Jaap van Zweden (/nl/; born 12 December 1960) is a Dutch conductor and violinist. He is currently music director of the Seoul Philharmonic and music director of the Orchestre Philharmonique de Radio France.

==Biography==
Van Zweden was born in Amsterdam, Netherlands. His father, a pianist, encouraged him to begin violin studies at age five, and he studied music in Amsterdam. At age 15, he won the Oskar Back violin competition; this allowed him to attend the Juilliard School, where he studied with Dorothy DeLay.

===Career===
In 1979, at age 19, van Zweden became concertmaster of the Royal Concertgebouw Orchestra in Amsterdam. He was the youngest violinist ever to assume that position.

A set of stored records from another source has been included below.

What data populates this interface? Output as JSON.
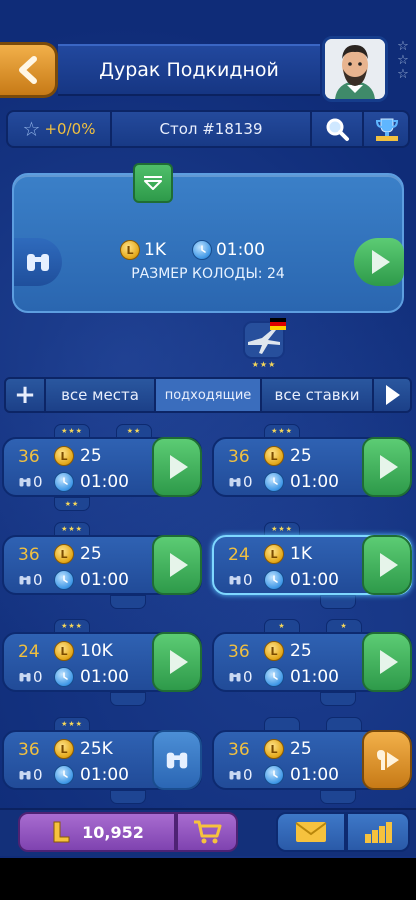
{
  "header": {
    "title": "Дурак Подкидной",
    "back_icon": "chevron-left-icon",
    "player_stars": [
      "☆",
      "☆",
      "☆"
    ],
    "accent_color": "#f0a12c"
  },
  "info_bar": {
    "rating": "+0/0%",
    "table": "Стол #18139"
  },
  "current_game": {
    "stake": "1K",
    "time": "01:00",
    "deck_size_label": "РАЗМЕР КОЛОДЫ: 24",
    "player_rank_stars": "★★★"
  },
  "filters": {
    "plus": "+",
    "all_places": "все места",
    "suitable": "подходящие",
    "all_stakes": "все ставки",
    "selected": "подходящие"
  },
  "rooms": [
    {
      "players": "36",
      "stake": "25",
      "observers": "0",
      "time": "01:00",
      "action": "play",
      "top_tabs": [
        "★★★",
        "★★"
      ],
      "bottom_tabs": [
        "★★"
      ],
      "selected": false
    },
    {
      "players": "36",
      "stake": "25",
      "observers": "0",
      "time": "01:00",
      "action": "play",
      "top_tabs": [
        "★★★"
      ],
      "bottom_tabs": [],
      "selected": false
    },
    {
      "players": "36",
      "stake": "25",
      "observers": "0",
      "time": "01:00",
      "action": "play",
      "top_tabs": [
        "★★★"
      ],
      "bottom_tabs": [
        ""
      ],
      "selected": false
    },
    {
      "players": "24",
      "stake": "1K",
      "observers": "0",
      "time": "01:00",
      "action": "play",
      "top_tabs": [
        "★★★"
      ],
      "bottom_tabs": [
        ""
      ],
      "selected": true
    },
    {
      "players": "24",
      "stake": "10K",
      "observers": "0",
      "time": "01:00",
      "action": "play",
      "top_tabs": [
        "★★★"
      ],
      "bottom_tabs": [
        ""
      ],
      "selected": false
    },
    {
      "players": "36",
      "stake": "25",
      "observers": "0",
      "time": "01:00",
      "action": "play",
      "top_tabs": [
        "★",
        "★"
      ],
      "bottom_tabs": [
        ""
      ],
      "selected": false
    },
    {
      "players": "36",
      "stake": "25K",
      "observers": "0",
      "time": "01:00",
      "action": "watch",
      "top_tabs": [
        "★★★"
      ],
      "bottom_tabs": [
        ""
      ],
      "selected": false
    },
    {
      "players": "36",
      "stake": "25",
      "observers": "0",
      "time": "01:00",
      "action": "continue",
      "top_tabs": [
        "",
        ""
      ],
      "bottom_tabs": [
        ""
      ],
      "selected": false
    }
  ],
  "footer": {
    "balance": "10,952",
    "currency_icon": "coin-L-icon"
  }
}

He performed as a soloist with many other orchestras as well.

Van Zweden began to work as a conductor after Leonard Bernstein invited him to lead an orchestra rehearsal in Berlin. He has said that he learned much about conducting from observing the various conductors who led Concertgebouw Orchestra concerts. He conducted smaller ensembles initially, and became a full-time conductor in 1997. His first Dutch conducting post was as chief conductor with the Orkest van het Oosten (Orchestra of the East, or the Netherlands Symphony Orchestra) in Enschede, the Netherlands. He served in this post from 1996 through 2000. Van Zweden was chief conductor of the Residentie Orchestra in The Hague from 2000 until 2005, and he recorded the complete symphonies of Ludwig van Beethoven with them. In 2005 he became chief conductor and artistic leader of the Radio Filharmonisch Orkest (RFO; Netherlands Radio Philharmonic) in Hilversum. In 2007, he extended his RFO contract through 2013. In 2010, the orchestra announced that van Zweden would step down from the RFO chief conductorship in 2012 and take the position of honorary guest conductor. Van Zweden served as chief conductor of the Antwerp Symphony Orchestra from 2008 to 2011.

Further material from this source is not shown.